The second part of our teaching on the Kingdom is called “Kingdom Priorities.” Here we look at some familiar biblical themes, and bring an emphasis on how they are a feature of God’s kingly reign.
About this talk:
Scripture: Matthew 6:5-13
This well known passage is situated in the Sermon on the Mount (Matthew 5-7). While chapter 5 contains many of Jesus’ most well known teachings - for example, “Blessed are…,” “You are the salt of the earth… You are the light of the world” and “You have heard that it was said…But I tell you…” - chapter 6 records the most famous teaching on prayer in the entire Bible, what we know as The Lord’s Prayer.
The teaching on prayer is the middle of three sections on how to (and how not to) conduct oneself while engaging in various spiritual practices - giving, praying and fasting. In each of them Jesus denounces the way hypocrites practise them and announces the right way to practise them. A “hypocrite” (Gk hupokrites) was, positively, an actor in a theatre and, by extension, negatively, someone playing a part, not being authentic, the way they present themselves not being congruent with their internal self.

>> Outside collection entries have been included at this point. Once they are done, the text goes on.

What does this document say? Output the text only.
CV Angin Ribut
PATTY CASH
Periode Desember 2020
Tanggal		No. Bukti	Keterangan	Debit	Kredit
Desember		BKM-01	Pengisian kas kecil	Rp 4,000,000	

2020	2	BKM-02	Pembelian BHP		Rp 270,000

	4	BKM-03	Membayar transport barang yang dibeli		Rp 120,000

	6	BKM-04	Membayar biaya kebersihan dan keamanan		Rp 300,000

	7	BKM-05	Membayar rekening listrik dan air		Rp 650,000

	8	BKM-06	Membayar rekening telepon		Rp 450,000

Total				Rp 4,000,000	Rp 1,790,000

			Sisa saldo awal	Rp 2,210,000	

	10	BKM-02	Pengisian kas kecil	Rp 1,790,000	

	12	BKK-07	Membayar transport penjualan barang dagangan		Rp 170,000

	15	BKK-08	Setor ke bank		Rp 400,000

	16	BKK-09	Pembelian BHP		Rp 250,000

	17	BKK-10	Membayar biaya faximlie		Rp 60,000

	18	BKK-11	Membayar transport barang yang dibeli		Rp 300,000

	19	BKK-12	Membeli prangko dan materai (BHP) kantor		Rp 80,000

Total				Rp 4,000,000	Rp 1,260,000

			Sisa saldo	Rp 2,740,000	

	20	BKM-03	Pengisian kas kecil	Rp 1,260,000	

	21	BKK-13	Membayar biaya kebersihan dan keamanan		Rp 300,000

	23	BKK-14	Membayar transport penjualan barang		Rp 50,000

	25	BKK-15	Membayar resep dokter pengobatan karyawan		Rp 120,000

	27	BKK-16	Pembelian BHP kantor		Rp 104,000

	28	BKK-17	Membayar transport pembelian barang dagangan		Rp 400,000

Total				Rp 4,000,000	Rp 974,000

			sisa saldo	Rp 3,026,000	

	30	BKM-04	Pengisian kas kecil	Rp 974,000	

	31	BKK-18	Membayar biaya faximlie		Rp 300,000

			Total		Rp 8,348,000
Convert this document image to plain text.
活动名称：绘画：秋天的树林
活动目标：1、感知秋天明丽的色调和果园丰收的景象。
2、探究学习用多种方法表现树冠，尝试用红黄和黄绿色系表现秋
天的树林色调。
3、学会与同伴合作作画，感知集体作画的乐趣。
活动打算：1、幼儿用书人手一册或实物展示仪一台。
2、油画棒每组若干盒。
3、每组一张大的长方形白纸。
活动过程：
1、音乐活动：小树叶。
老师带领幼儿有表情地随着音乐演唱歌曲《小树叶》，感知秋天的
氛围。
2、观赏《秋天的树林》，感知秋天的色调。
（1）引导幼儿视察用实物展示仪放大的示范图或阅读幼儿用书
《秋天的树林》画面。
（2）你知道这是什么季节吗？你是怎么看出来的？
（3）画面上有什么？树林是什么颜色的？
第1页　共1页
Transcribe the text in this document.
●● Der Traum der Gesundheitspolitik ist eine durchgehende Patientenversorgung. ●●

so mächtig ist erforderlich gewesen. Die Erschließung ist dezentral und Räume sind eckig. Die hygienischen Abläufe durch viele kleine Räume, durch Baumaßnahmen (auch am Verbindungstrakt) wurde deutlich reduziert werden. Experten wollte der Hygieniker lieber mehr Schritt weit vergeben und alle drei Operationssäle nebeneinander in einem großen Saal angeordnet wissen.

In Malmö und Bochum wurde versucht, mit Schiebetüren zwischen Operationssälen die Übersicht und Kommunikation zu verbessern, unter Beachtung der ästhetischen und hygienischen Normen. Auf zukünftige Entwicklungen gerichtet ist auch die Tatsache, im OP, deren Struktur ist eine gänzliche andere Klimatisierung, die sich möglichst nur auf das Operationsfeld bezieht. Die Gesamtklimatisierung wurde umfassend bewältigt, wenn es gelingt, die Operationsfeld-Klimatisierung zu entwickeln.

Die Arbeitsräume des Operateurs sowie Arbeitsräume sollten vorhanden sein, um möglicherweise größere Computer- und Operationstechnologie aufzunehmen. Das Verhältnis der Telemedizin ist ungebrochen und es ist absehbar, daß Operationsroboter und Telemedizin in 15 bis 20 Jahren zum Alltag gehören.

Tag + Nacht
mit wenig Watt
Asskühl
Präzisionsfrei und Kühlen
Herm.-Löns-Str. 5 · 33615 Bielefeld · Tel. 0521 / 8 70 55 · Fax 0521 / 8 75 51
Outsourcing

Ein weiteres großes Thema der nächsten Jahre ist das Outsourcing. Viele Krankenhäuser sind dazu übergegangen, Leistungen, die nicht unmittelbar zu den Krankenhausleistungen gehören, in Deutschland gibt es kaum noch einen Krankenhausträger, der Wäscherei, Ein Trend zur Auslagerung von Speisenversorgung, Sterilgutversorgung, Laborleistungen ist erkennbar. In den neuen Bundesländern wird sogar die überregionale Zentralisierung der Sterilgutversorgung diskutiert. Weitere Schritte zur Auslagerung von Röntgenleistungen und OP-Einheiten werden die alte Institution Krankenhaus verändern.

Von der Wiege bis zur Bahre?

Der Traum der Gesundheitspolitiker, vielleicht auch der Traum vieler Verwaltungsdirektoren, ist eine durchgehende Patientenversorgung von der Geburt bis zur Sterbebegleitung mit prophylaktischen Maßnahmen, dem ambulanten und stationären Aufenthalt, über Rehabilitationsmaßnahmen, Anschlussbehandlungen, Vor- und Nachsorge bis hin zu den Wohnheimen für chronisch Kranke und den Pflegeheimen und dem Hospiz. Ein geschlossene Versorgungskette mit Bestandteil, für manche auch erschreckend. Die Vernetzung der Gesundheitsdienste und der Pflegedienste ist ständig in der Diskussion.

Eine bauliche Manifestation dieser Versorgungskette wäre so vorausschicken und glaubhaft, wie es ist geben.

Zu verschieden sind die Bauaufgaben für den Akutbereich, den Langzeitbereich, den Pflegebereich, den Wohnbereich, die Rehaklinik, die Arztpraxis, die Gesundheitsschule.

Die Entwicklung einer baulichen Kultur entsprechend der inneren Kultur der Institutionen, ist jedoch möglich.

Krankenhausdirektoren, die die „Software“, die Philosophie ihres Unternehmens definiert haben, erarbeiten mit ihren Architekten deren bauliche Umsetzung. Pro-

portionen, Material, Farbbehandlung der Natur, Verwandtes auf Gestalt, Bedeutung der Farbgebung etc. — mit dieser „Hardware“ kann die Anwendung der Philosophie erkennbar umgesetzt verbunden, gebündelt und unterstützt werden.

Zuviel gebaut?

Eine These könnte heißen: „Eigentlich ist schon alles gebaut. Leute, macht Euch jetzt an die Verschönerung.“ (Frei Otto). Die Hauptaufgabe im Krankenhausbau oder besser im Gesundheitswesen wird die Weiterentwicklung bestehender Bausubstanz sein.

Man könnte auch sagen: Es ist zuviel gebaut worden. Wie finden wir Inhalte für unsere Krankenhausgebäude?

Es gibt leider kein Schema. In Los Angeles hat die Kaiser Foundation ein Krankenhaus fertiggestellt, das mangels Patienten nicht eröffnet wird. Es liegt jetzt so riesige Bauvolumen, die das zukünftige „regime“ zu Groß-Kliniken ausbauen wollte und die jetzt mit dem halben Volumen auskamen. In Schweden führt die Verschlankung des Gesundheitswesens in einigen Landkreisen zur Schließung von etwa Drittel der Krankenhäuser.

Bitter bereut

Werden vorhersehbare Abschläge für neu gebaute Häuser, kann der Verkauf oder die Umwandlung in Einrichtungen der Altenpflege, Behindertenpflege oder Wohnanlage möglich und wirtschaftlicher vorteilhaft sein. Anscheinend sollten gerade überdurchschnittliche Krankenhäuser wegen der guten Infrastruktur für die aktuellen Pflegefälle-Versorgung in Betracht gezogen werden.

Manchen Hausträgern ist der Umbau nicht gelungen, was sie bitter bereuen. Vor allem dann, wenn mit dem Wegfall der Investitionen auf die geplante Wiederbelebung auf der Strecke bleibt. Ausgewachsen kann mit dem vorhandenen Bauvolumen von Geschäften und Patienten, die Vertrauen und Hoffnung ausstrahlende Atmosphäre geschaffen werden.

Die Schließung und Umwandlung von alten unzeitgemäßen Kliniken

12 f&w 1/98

So Jesus says that prayer is a private matter for expressing trust in God, not a public matter for gaining status in the community. Nor should prayer be a mindless babbling when it is actually a because it is a matter of relationship with your Father. The true reward of prayer is knowing that your unseen Father has heard, not that the seen community has heard.
When Jesus says, “This, then, is how you should pray,” he is giving principles and a pattern for prayer rather than a formula. After beginning with an acknowledgement of the one to whom we pray and a request that his name be honoured, he continues, “your kingdom come, your will be done, on earth as it is in heaven.” Keeping in mind what the Bible means by ‘kingdom,’ the desire of the one praying here is that the reign of God be increasingly expressed in our world, indeed that what happens in our world should increasingly be in line with the way it is perfectly done in heaven.
It’s not that the extension of God’s kingdom is restricted to our prayer, but that, as the whole Bible makes clear, prayer is, under the sovereignty of God, a key way God has decreed that his purposes should come about; a primary way that, by allowing us the privilege of partnering with him, his kingdom will come. Though there is much mystery in prayer, there is plenty of certainty which provides the basis for confidence in prayer, the primary one being that, “your Father knows what you need before you ask him.”
While we are also to pray for Jesus to return and therefore for his kingdom to fully and finally come, the prayer here is for his reign to come in our world - “on earth as it is in heaven.” This is, of course, a major reason for prayer throughout the Bible - for God to be glorified and people blessed through his reign being increasingly experienced.
Given that some people will be feeling that they are failing in prayer, how everyone can grow in confidence in prayer?
How might a greater desire that, “Your kingdom come” raise our sights in prayer and lead us to grow in prayer? What might such prayer look like?
What are some of the obstacles people experience to praying in that way?